Reinforce Positive Behavior
Many parents of autistic children do not discipline because they are unprepared to handle the negative behavior. Although there is no magic formula for disciplining any child, many parents believe that behavior modification is most effective in changing the negative behavior of a child with autism. In most cases, if positive behavior is followed with desirable consequences, the child will repeat the behavior in order to gain the reward.
Be very specific when rewarding the child. Verbalize exactly what behavior earned the reward. Instead of saying “Nice job,” say “Thank you for picking up the toys.” The child will often repeat the comment and be more likely to associate the positive behavior with the praise.

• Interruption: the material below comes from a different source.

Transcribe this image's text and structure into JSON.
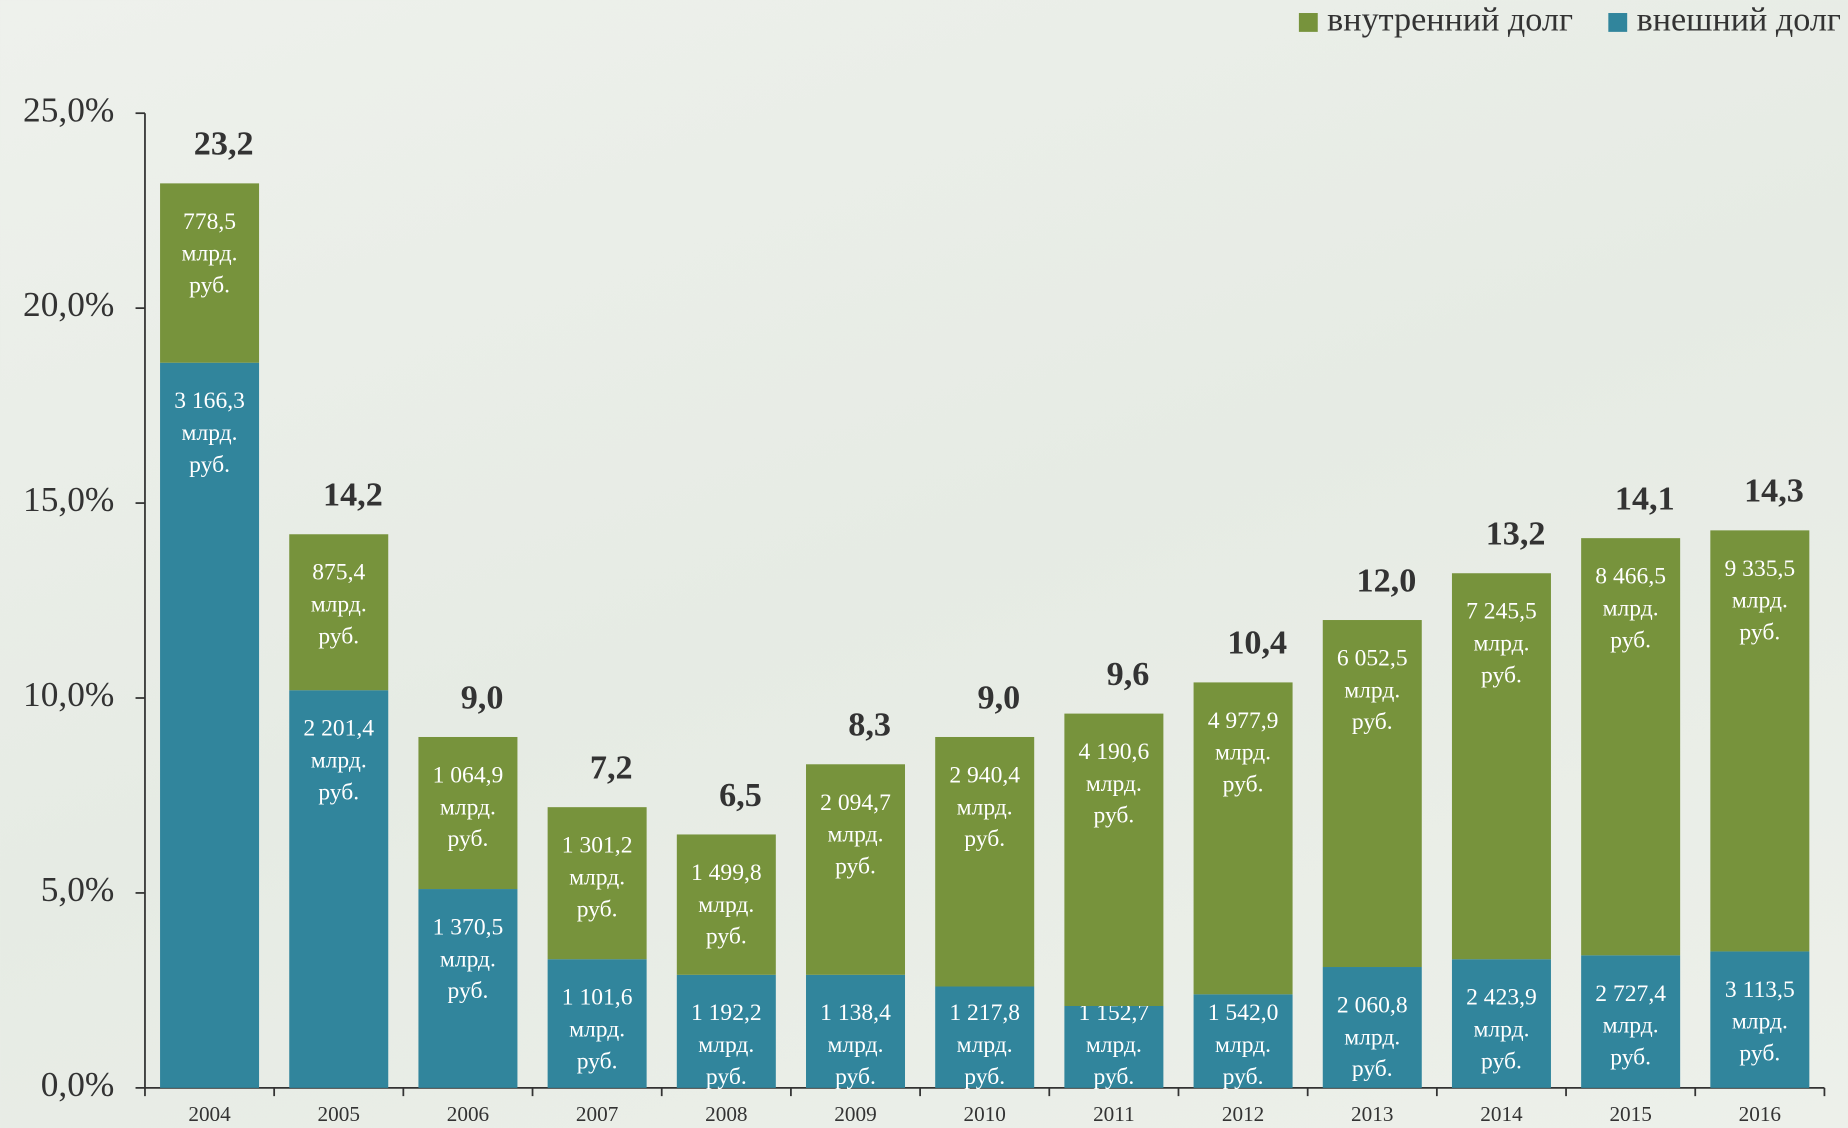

Tangible rewards are sometimes necessary since social interaction is oftentimes undesirable to an autistic child. Privileges, stickers, toys, and tokens can be used as effective rewards. Immediate rewards are usually most effective during the early years, while delayed rewards can be effective with older children. Rewards such as candy are usually effective, but not recommended because they can cause other problems. Janice, the mother of three autistic sons, says that she uses a token system for good behavior. She has a chart for each son on the refrigerator. When she witnesses a good behavior, she allows them to put a sticker on the chart. When her sons accumulate so many stickers, they get a reward such as a video, toy, or a special treat.
Finding a Balance
It is very easy to allow your autistic child to take control of every aspect of your life. In the book Children with Autism, Carolyn Thorwarth Bruey, PsyD, writes, “Your goal should always be to make your child part of your life, not the center of it.”
“In other words,” she continues, “do not allow your child’s special needs to dominate your life. No child benefits from the exclusive attention of his parents, and the rest of the family suffers if this happens. More than anything, the autistic child needs a strong, healthy family that provides unconditional love, consistency, and structure to their confusing world.”